La gente normal queda para comer o ir al cine. Aquí el Trío Maravillas (Héctor, Nico y una servidora) lo hacemos para ultimar actos delictivos que o nos cambian la vida o nos dejan sin ella. Planazo.
Repasamos todos los detalles durante poco más de una hora antes de dar carpetazo a la reunión. Decidimos llevar el robo a cabo el siguiente martes, lo que significa que ya no tendré más sesiones con Héctor. Extrañamente me causa una pizca de tristeza. Pero paso de comentarle nada, no sea que insista en pedirme un finiquito, que capaz es.
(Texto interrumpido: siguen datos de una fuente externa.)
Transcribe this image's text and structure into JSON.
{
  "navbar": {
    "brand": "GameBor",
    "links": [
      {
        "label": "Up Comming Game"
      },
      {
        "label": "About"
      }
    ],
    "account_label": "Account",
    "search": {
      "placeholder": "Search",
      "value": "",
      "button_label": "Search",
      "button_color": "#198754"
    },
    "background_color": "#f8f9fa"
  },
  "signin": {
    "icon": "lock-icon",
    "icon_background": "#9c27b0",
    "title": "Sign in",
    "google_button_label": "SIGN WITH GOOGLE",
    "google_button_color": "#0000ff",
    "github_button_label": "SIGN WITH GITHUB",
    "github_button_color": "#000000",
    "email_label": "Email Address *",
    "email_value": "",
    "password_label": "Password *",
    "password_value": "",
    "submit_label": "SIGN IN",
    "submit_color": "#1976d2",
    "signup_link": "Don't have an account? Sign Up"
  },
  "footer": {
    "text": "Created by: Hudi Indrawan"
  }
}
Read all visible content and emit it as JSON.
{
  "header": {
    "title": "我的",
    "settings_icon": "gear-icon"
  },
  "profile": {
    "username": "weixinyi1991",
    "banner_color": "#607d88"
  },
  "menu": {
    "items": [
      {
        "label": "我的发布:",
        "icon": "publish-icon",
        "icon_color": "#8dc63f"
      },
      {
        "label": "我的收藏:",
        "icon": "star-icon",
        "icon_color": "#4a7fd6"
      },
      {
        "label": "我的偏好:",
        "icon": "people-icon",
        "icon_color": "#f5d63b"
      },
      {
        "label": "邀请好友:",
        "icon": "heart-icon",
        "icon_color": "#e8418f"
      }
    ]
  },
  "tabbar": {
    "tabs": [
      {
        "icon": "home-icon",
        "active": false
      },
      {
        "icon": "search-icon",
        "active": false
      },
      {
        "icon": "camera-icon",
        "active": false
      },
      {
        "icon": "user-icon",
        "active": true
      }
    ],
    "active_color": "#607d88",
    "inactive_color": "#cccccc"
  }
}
Plan elaborado y repasado. ¿Estoy tranquila? Ja, ni de puta coña. Hay tantos cabos sueltos y cosas que podrían salir mal que creo que esto va a ser un puto fracaso. Pero aquí hemos venido a jugar, y a estas alturas lo de echarme para atrás ya ni lo contemplo.
- Si no hay ninguna pregunta, doy por finalizado este encuentro - proclama Héctor - Y ahora si me perdonáis, tengo una ardiente cita a la que acudir
- Sólo espero que sea mayor de edad - comento
- Acaba de cumplir 84, y así que yo diría que en ese aspecto estoy cubierto
- ¡No me jodas! ¿De verdad tiene 84 años?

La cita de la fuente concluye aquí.